Derek Jefferson

Personal information
- Date of birth: 5 September 1948 (age 77)
- Place of birth: Morpeth, Northumberland, England
- Position: Centre-back

Senior career*
- Years: Team / Apps / (Gls)
- 1966–1972: Ipswich Town / 166 / (1)
- 1972–1976: Wolverhampton Wanderers / 42 / (0)
- 1976: Boston Minutemen / 10 / (1)
- 1976: Washington Diplomats / 11 / (0)
- 1976: → Sheffield Wednesday (loan) / 5 / (0)
- 1976–1978: Hereford United / 39 / (0)
- Total:  / 273 / (2)

= Derek Jefferson =

English footballer (born 1948)

Derek Jefferson (born 5 September 1948) is an English former professional footballer who played as a centre-back. During his career he made over 150 appearances for Ipswich Town between 1966 and 1972, where he was nicknamed 'Chopper'.

==Career==
Jefferson joined Ipswich Town as a youth trainee, before making his senior debut on 28 January 1967 in a 4–1 win over Shrewsbury Town in the FA Cup. Although this was his only appearance in the 1966–67 season, he broke into the first team in the following campaign and was a regular as the club won the Second Division Championship.

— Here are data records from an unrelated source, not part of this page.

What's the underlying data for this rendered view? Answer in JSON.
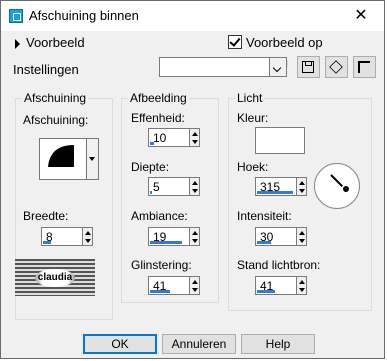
{
  "window": {
    "title": "Afschuining binnen",
    "close_glyph": "✕"
  },
  "preview": {
    "label": "Voorbeeld"
  },
  "preview_on_image": {
    "label": "Voorbeeld op afbeelding",
    "checked": true
  },
  "settings": {
    "label": "Instellingen",
    "value": ""
  },
  "toolbar": {
    "icons": [
      "save-icon",
      "randomize-icon",
      "reset-icon"
    ]
  },
  "bevel": {
    "group_title": "Afschuining",
    "shape_label": "Afschuining:",
    "width_label": "Breedte:",
    "width_value": "8",
    "logo_text": "claudia"
  },
  "image": {
    "group_title": "Afbeelding",
    "smoothness_label": "Effenheid:",
    "smoothness_value": "10",
    "depth_label": "Diepte:",
    "depth_value": "5",
    "ambience_label": "Ambiance:",
    "ambience_value": "19",
    "shininess_label": "Glinstering:",
    "shininess_value": "41"
  },
  "light": {
    "group_title": "Licht",
    "color_label": "Kleur:",
    "color_value": "#ffffff",
    "angle_label": "Hoek:",
    "angle_value": "315",
    "intensity_label": "Intensiteit:",
    "intensity_value": "30",
    "elevation_label": "Stand lichtbron:",
    "elevation_value": "41"
  },
  "buttons": {
    "ok": "OK",
    "cancel": "Annuleren",
    "help": "Help"
  },
  "colors": {
    "accent": "#0078d7",
    "slider": "#2f7bd6"
  }
}
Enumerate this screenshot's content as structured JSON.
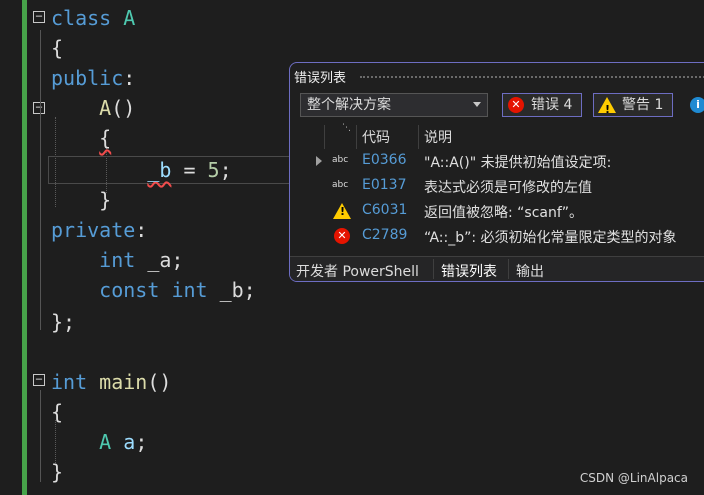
{
  "code": {
    "lines": [
      {
        "tokens": [
          {
            "t": "class ",
            "c": "kw"
          },
          {
            "t": "A",
            "c": "cls"
          }
        ]
      },
      {
        "tokens": [
          {
            "t": "{",
            "c": "pl"
          }
        ]
      },
      {
        "tokens": [
          {
            "t": "public",
            "c": "kw"
          },
          {
            "t": ":",
            "c": "pl"
          }
        ]
      },
      {
        "tokens": [
          {
            "t": "    ",
            "c": "pl"
          },
          {
            "t": "A",
            "c": "fn"
          },
          {
            "t": "()",
            "c": "pl"
          }
        ]
      },
      {
        "tokens": [
          {
            "t": "    ",
            "c": "pl"
          },
          {
            "t": "{",
            "c": "pl"
          }
        ]
      },
      {
        "tokens": [
          {
            "t": "        ",
            "c": "pl"
          },
          {
            "t": "_b",
            "c": "var"
          },
          {
            "t": " = ",
            "c": "pl"
          },
          {
            "t": "5",
            "c": "num"
          },
          {
            "t": ";",
            "c": "pl"
          }
        ]
      },
      {
        "tokens": [
          {
            "t": "    ",
            "c": "pl"
          },
          {
            "t": "}",
            "c": "pl"
          }
        ]
      },
      {
        "tokens": [
          {
            "t": "private",
            "c": "kw"
          },
          {
            "t": ":",
            "c": "pl"
          }
        ]
      },
      {
        "tokens": [
          {
            "t": "    ",
            "c": "pl"
          },
          {
            "t": "int",
            "c": "kw"
          },
          {
            "t": " _a;",
            "c": "pl"
          }
        ]
      },
      {
        "tokens": [
          {
            "t": "    ",
            "c": "pl"
          },
          {
            "t": "const",
            "c": "kw"
          },
          {
            "t": " ",
            "c": "pl"
          },
          {
            "t": "int",
            "c": "kw"
          },
          {
            "t": " _b;",
            "c": "pl"
          }
        ]
      },
      {
        "tokens": [
          {
            "t": "};",
            "c": "pl"
          }
        ]
      },
      {
        "tokens": []
      },
      {
        "tokens": [
          {
            "t": "int",
            "c": "kw"
          },
          {
            "t": " ",
            "c": "pl"
          },
          {
            "t": "main",
            "c": "fn"
          },
          {
            "t": "()",
            "c": "pl"
          }
        ]
      },
      {
        "tokens": [
          {
            "t": "{",
            "c": "pl"
          }
        ]
      },
      {
        "tokens": [
          {
            "t": "    ",
            "c": "pl"
          },
          {
            "t": "A",
            "c": "cls"
          },
          {
            "t": " ",
            "c": "pl"
          },
          {
            "t": "a",
            "c": "var"
          },
          {
            "t": ";",
            "c": "pl"
          }
        ]
      },
      {
        "tokens": [
          {
            "t": "}",
            "c": "pl"
          }
        ]
      }
    ]
  },
  "error_list": {
    "title": "错误列表",
    "scope": "整个解决方案",
    "errors_label": "错误 4",
    "warnings_label": "警告 1",
    "col_code": "代码",
    "col_desc": "说明",
    "rows": [
      {
        "kind": "abc",
        "code": "E0366",
        "desc": "\"A::A()\" 未提供初始值设定项:"
      },
      {
        "kind": "abc",
        "code": "E0137",
        "desc": "表达式必须是可修改的左值"
      },
      {
        "kind": "warning",
        "code": "C6031",
        "desc": "返回值被忽略: “scanf”。"
      },
      {
        "kind": "error",
        "code": "C2789",
        "desc": "“A::_b”: 必须初始化常量限定类型的对象"
      }
    ],
    "tabs": [
      "开发者 PowerShell",
      "错误列表",
      "输出"
    ]
  },
  "watermark": "CSDN @LinAlpaca"
}
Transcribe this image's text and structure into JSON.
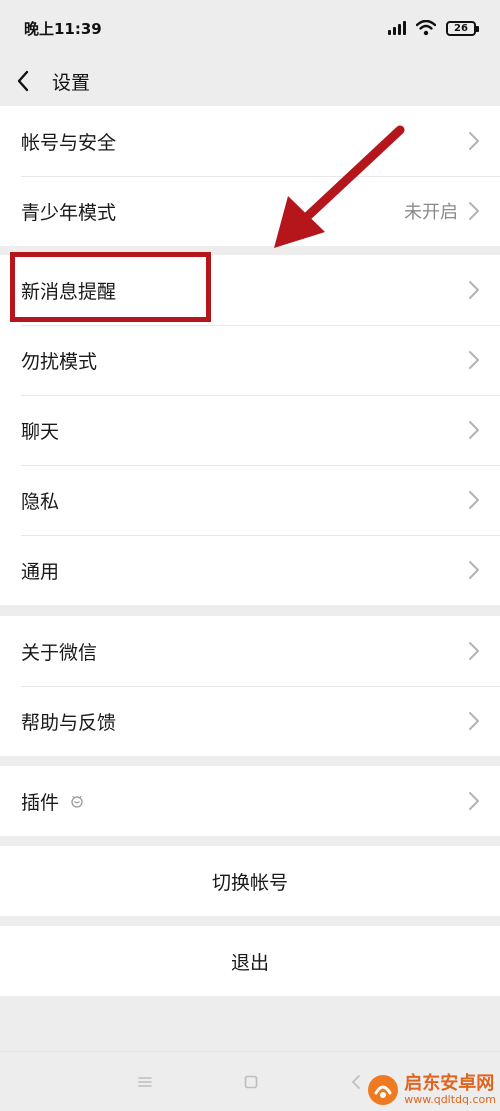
{
  "status_bar": {
    "time": "晚上11:39",
    "battery": "26",
    "icons": [
      "signal-icon",
      "wifi-icon",
      "battery-icon"
    ]
  },
  "nav": {
    "title": "设置",
    "back_icon": "back-arrow-icon"
  },
  "groups": [
    {
      "items": [
        {
          "label": "帐号与安全",
          "value": ""
        },
        {
          "label": "青少年模式",
          "value": "未开启"
        }
      ]
    },
    {
      "items": [
        {
          "label": "新消息提醒",
          "value": ""
        },
        {
          "label": "勿扰模式",
          "value": ""
        },
        {
          "label": "聊天",
          "value": ""
        },
        {
          "label": "隐私",
          "value": ""
        },
        {
          "label": "通用",
          "value": ""
        }
      ]
    },
    {
      "items": [
        {
          "label": "关于微信",
          "value": ""
        },
        {
          "label": "帮助与反馈",
          "value": ""
        }
      ]
    },
    {
      "items": [
        {
          "label": "插件",
          "value": ""
        }
      ]
    }
  ],
  "switch_account": "切换帐号",
  "logout": "退出",
  "annotation": {
    "highlight_color": "#b4161c",
    "target": "新消息提醒"
  },
  "system_nav": [
    "menu-icon",
    "home-icon",
    "back-icon"
  ],
  "watermark": {
    "title": "启东安卓网",
    "url": "www.qdltdq.com"
  },
  "colors": {
    "background": "#ededed",
    "card": "#ffffff",
    "secondary_text": "#8a8a8a",
    "annotation_red": "#b4161c"
  }
}
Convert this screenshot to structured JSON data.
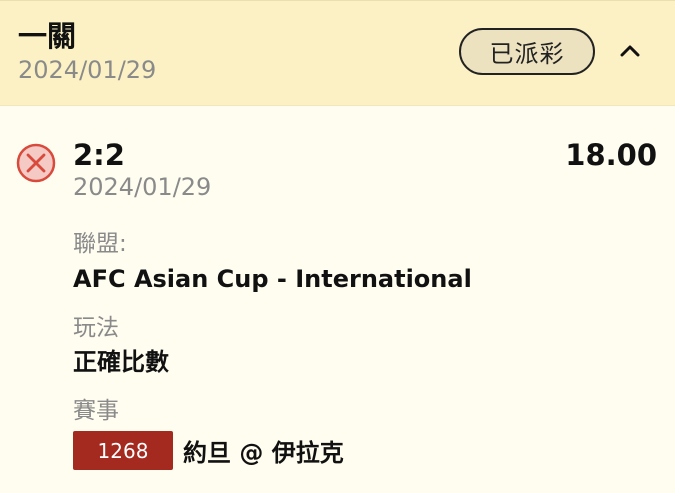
{
  "header": {
    "bet_type": "一關",
    "date": "2024/01/29",
    "status": "已派彩",
    "toggle_icon": "chevron-up-icon"
  },
  "selection": {
    "result_icon": "x-circle-icon",
    "score": "2:2",
    "odds": "18.00",
    "date": "2024/01/29"
  },
  "details": {
    "league_label": "聯盟:",
    "league_value": "AFC Asian Cup - International",
    "bet_type_label": "玩法",
    "bet_type_value": "正確比數",
    "event_label": "賽事",
    "event_code": "1268",
    "event_name": "約旦 @ 伊拉克"
  },
  "colors": {
    "header_bg": "#fbf1c4",
    "body_bg": "#fffdf0",
    "code_badge_bg": "#a42a1f",
    "lost_icon": "#d84a3c"
  }
}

After a further four full seasons in the top flight at Portman Road, he moved to fellow Division One club Wolves in October 1972. He immediately made his debut in a 1–1 draw at Manchester City on 7 October and went on to make 24 appearances that season. However, this proved his highest seasonal tally for the Midlanders, as he never became a first choice player, managing 52 appearances in total for the club spread over four years.

Wolves allowed Jefferson to compete in the North American Soccer League in the summer of 1976, and later loaned him out to Sheffield Wednesday during October 1976. The following month, he left Molineux for good when he joined Hereford United, playing in the second tier for the only time in their history. (His son Christopher currently plays for the Hereford-based non-league club Westfields).

After finishing his playing career, Jefferson became Reserve Team manager at Birmingham City under Jim Smith. He left after five years at this post to devote himself to Christian work, which he is still involved with, acting as a sports coach in a church-affiliated program in Solihull.